Con: mixing compression and encryption is a scary business - ala CRIME.
Vlad's draft attempts to address this by creating different sets of
compression contexts and letting the clients determine the sets and the
servers determine whether or not they will compress individual resources
within those sets.

Does the working group think that is a mechanism that can be effectively
used in a safe way? Thanks for your comments.

-Patrick

-- here are a few drive-by review comments from a first take on the text --

I guess the settings is c->s with encodings flowing s->c. We often manage
to make these things symmetrical can this operate in the other direction
too? We've long lamented content-encoding: gzip not working well in h1 POST
e.g.

what's the interaction with push?

set_compression_context default should probably be 254 to be conservative
rather than 0.

set_dictionary can't be "set on any stream" - subject to opt in

 - If not enough DATA was
   sent, the Dictionary for the given ID is considered uninitialized
   vs
   "If Size is greater than the length of the
      transmitted data, then all of the data will be used."
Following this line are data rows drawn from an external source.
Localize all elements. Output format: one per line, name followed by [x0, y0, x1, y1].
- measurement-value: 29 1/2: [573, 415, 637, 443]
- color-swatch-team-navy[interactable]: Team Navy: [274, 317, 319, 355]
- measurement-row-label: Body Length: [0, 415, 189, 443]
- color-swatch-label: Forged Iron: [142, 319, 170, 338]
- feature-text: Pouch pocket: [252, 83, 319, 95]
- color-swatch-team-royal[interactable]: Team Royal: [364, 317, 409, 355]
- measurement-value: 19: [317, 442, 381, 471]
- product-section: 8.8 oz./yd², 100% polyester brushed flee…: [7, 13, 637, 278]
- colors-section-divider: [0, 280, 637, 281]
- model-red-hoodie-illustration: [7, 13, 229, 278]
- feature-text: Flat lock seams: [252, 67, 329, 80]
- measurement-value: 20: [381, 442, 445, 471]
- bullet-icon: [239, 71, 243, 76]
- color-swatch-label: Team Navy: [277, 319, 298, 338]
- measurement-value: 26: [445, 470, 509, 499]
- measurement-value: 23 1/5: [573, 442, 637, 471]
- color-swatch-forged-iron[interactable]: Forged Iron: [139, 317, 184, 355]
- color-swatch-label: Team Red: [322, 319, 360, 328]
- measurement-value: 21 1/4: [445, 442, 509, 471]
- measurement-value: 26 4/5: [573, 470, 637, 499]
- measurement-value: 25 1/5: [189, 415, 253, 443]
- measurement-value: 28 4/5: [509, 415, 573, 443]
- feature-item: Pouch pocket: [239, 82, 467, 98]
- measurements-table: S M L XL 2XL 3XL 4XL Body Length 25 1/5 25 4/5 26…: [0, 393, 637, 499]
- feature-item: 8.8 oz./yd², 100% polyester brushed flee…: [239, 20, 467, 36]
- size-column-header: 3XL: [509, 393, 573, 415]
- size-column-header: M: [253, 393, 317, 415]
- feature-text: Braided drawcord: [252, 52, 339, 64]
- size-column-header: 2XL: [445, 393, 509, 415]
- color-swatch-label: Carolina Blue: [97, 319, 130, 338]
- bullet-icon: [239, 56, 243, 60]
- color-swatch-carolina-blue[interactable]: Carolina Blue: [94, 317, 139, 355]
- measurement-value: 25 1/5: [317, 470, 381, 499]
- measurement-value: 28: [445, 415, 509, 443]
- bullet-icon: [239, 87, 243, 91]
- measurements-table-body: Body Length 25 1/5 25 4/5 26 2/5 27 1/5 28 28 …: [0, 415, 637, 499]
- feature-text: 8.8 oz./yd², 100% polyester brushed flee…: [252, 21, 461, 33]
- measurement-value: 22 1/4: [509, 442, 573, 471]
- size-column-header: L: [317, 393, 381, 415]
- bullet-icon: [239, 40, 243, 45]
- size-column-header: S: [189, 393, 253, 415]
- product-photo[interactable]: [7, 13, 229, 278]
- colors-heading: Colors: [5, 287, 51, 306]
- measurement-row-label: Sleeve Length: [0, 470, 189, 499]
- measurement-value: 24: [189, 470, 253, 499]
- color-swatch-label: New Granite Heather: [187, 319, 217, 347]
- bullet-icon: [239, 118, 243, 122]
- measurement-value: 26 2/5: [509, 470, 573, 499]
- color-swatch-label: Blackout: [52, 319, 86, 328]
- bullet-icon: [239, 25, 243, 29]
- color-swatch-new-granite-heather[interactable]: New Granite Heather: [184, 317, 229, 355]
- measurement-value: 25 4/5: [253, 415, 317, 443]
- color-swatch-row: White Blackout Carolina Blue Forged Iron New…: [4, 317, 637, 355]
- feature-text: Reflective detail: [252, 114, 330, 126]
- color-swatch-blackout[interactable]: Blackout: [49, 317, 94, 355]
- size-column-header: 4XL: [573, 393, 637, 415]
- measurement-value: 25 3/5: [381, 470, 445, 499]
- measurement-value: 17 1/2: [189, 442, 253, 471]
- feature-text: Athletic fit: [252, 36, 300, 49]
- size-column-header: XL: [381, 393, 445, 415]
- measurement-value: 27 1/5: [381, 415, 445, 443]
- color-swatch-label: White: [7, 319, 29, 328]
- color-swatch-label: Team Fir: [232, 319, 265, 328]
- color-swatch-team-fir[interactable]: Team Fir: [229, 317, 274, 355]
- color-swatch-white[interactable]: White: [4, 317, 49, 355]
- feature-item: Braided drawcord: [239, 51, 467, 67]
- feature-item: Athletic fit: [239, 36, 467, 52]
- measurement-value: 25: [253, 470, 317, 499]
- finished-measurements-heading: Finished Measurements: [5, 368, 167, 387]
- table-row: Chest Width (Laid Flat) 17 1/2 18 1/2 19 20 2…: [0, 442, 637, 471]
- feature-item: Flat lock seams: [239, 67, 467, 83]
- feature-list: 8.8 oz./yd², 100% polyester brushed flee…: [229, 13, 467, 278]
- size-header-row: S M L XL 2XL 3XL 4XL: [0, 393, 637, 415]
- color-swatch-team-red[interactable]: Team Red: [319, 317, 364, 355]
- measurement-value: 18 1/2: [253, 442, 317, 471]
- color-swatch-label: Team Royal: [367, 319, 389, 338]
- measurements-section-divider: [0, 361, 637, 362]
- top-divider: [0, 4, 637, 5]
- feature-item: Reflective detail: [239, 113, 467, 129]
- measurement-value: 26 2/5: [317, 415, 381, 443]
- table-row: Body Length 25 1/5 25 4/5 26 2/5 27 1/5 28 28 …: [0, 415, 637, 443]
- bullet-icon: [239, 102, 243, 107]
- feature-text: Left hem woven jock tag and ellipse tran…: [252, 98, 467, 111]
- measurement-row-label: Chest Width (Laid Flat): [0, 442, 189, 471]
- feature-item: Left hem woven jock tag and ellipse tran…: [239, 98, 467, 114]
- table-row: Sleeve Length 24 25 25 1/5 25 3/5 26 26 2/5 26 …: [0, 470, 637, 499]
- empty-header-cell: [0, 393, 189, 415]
having a definiton for a context very early in the document would help..
maybe "a context is a non-overlapping set of response streams and
dictionaries"

h1 bindings in a document with for h2 in its title is weird. I would just
get rid of the h1 definitions completely - it has a much richer tradition
of transaction independence on a persistent connection and things that have
tried to bypass that (e.g. connect auth) have a checkered history.

"In addition when binary data is expected on the stream, the clinet SHOULD
hint to the server by sending a SET_COMPRESSION_CONTEXT with the special
value of 255." This is really better advice to the server than anything a
client should be guessing. There are N representations potentially each
with a unique MIME type as possible responses for a request.

"If a USE_DICTIONARY frame arrives for an uninitialized dictionary, this is
considered as stream error of type COMPRESSION_ERROR." Given the cross
stream nature of this - that's probably a protocol error. Any decoding
error is probably a protocol error too.

what does it mean for the extension to be disabled by default? Is that
something different than the SETTINGS frame, or are you informing how the
server config switches need to work?

probably not enough bits for contexts (and maybe dictionaries).